TechTarget's Adam Trujillo asks American Power Conversion (APC) Chief Technical Officer Neil Rasmussen about his...
Athoughts on data center liquid cooling. This is an excerpt of that conversation.
TechTarget: People are talking about data center liquid cooling as a new thing, but it actually has a long history in the data center, doesn't it?
Rasmussen: People talk about the history of air and liquid cooling in short hand. The idea that some people don't have liquid cooling is preposterous. The liquid could be a Freon, water, or glycol antifreeze mix. All cooling is liquid cooling; it's just a question of where the liquid is.
Mainframes had a specific problem where the density of heat was so great that they couldn't get it out with air. Air has limitations. It carries much less heat than liquid does for the same volume. As computers get smaller and their density goes up, at some point we won't be able to cool them with air anymore. They will have to be cooled with liquid directly. That's what happened in mainframes. They were forced to go to liquid. No one wanted to run pipes to all these devices, but they had to.
We actually reversed from that because the power densities and the power consumption of the cores actually fell from the mainframe days. When it fell, it allowed people to use air cooling again.
TechTarget: So why did data centers switch to forced air cooling?
Rasmussen: The great thing about air cooling is that everybody has air. If a server uses air cooling, it can be set up and left alone and it will take care of itself. Where'd the air go? It dissipated. Using air makes the problem simpler.

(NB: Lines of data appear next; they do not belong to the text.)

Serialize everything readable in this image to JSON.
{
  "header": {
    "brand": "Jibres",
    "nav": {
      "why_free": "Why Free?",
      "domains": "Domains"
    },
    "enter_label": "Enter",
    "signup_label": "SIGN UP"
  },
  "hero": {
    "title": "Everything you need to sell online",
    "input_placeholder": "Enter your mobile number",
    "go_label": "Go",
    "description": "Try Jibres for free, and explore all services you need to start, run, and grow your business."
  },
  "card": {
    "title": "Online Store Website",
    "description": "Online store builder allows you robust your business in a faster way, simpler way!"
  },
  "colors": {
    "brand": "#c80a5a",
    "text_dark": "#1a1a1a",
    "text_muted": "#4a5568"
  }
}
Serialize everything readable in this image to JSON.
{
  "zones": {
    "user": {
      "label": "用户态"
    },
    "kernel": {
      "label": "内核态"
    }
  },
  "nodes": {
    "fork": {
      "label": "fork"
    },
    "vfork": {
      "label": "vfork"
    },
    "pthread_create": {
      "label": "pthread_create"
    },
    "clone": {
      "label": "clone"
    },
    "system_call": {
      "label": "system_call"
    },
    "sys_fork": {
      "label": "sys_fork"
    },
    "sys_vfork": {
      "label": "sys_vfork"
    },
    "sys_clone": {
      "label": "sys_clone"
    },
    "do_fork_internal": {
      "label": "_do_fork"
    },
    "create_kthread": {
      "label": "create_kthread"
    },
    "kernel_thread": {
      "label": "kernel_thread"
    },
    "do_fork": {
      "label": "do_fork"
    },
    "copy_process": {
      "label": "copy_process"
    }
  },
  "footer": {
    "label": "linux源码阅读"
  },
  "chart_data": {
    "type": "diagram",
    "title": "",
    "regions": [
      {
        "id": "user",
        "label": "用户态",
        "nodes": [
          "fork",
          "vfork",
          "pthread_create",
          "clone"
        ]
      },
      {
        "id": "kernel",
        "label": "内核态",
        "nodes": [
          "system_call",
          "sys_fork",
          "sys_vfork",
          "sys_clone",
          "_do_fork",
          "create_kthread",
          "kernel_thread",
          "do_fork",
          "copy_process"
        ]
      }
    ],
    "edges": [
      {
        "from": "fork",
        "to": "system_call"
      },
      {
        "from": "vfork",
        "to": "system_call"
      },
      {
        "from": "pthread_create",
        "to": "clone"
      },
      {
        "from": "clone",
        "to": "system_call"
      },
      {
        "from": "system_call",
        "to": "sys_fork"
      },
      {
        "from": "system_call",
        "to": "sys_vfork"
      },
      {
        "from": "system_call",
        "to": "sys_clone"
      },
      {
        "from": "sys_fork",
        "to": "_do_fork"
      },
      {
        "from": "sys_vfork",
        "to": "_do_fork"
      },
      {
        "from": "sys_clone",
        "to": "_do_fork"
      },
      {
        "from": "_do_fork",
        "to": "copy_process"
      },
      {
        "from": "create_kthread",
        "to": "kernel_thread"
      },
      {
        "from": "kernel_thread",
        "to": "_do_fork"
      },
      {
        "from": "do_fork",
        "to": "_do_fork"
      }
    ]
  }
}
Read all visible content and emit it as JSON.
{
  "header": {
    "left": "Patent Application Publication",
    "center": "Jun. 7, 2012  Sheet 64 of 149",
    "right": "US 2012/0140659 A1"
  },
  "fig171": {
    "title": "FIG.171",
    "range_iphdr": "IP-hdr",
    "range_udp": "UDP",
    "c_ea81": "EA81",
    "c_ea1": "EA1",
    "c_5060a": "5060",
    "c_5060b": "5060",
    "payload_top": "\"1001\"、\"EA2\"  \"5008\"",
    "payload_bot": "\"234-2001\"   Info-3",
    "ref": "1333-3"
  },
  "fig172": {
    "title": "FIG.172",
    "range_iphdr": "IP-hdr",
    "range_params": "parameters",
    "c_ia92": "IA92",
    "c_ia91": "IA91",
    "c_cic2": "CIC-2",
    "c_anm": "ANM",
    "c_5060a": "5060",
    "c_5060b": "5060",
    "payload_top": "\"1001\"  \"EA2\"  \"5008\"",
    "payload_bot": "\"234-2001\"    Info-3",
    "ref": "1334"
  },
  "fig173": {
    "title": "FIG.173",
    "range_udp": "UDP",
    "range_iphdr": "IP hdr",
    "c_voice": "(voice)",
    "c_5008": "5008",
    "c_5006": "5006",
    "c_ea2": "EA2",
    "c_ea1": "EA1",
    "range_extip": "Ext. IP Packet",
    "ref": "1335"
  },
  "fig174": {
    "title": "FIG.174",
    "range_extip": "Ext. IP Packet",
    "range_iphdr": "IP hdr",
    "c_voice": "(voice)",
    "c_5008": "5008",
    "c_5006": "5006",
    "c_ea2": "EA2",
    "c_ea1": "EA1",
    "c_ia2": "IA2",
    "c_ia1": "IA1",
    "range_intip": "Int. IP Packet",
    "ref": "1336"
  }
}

If every server used water, it would be useless until someone ran a water pipe. Air cooling advantages are huge in comparison because I can just put the server anywhere. Every few feet we have an electrical outlet, every few feet we have an air duct. Air is everywhere, but not every place has water. We don't have water pipes hanging out of our walls that we can just jack into.
TechTarget: But now we're running into a density problem. Why is that?
Rasmussen: Conventional data centers, which have been built the same way for 30 years, are big rooms with raised floors that run out of capability at around 5 kW per rack over a sustained area. 10 years ago, no racks took over 5 kW. But now I can get a completely loaded blade server rack from any vender that draws 25 kW. No one anticipated that kind of power density. The problem we have today, and the reason people are starting to get concerned, is that the conventional architectures for air cooling are being overrun by the power densities.
What's going on in the market today is that all the corporate applications are moving to blades. There's performance advantages, ease of deployment, ease of provisioning, the list goes on. But there's an incompatibility between these blade servers and the conventionally designed data center.
TechTarget: Are data centers turning to liquid cooling to solve that problem?
Rasmussen: There are two basic approaches in the market to solving this problem. One is to redesign all the servers and put water pipes on them because water handles more cooling density. That's what the mainframes did. There's a lot of discussion about that because there's a history of using this approach.
That would be really good for a supercomputer, where you have row after row of identical blade servers is a big fixed installation. When Lawrence Livermore [National Laboratory] turns out a computer room, they install 5,000 servers on day-one, turn on the switch, and run it for four years. Then they shut it off and put in the next set. That is a great application for direct water cooling because it's static for years at a time.
TechTarget: Will that approach work for the traditional data center?
Rasmussen: Direct water cooling is a bad application if you're switching things in and out, adding a piece here and there, and moving things around all the time in a business responsive mode. There's a lot more chaos in that environment.
One of the biggest complaints I get when I talk to data center operators in businesses is that the equipment that they're told was going to be in the data center is not what they ended up with. Ask the data center designer after it's been deployed what percentage of the original list of equipment actually went into the data center and what percentage were surprises. A typical response is that over 50% were surprises.
Everyday the servers are changing. It's a much more difficult environment to plan a structured cooling system. Furthermore, not everything is a server in a data center. There are routers, patch panels, storage, etc. There is a dynamic hodgepodge where it would be very impractical to plan water piping. The flexibility to buy whatever equipment you want is also important. Today you can't buy a server with a water pipe connection. Even if everybody started working on it now, it would be years before the average user has a suite of products to use.
TechTarget: What is your vision on the future of data center cooling?
Rasmussen: We believe that air cooling can work to a lot higher than 5 kW per rack. We believe that we can go to 25 kW. At 50 kW per rack, we would all agree it's done. There are some people saying that blades are going to 50 kW per rack, but I don't believe that's going to happen. Over the past couple of years everyone has been reducing the power consumption of their chips, which is a complete departure from what we saw five years ago. My opinion is that it's going to hold rack level power at 25 kW or less.
The floor is the problem. I can make an air conditioner any size I want, but the problem is getting the air through the tiles. If I try to moving 25kW of air through tile, it's going to be 120 mph coming through floor tile. It's also very inefficient to push all that air over a distance. It takes a tremendous amount of horsepower to move it around. It's not uncommon to find just the fan taking more power than the servers in data centers.
Our strategy is to get the air conditioners closer to the IT equipment. We have a bunch of different ways of doing that depending on what density you want to hit.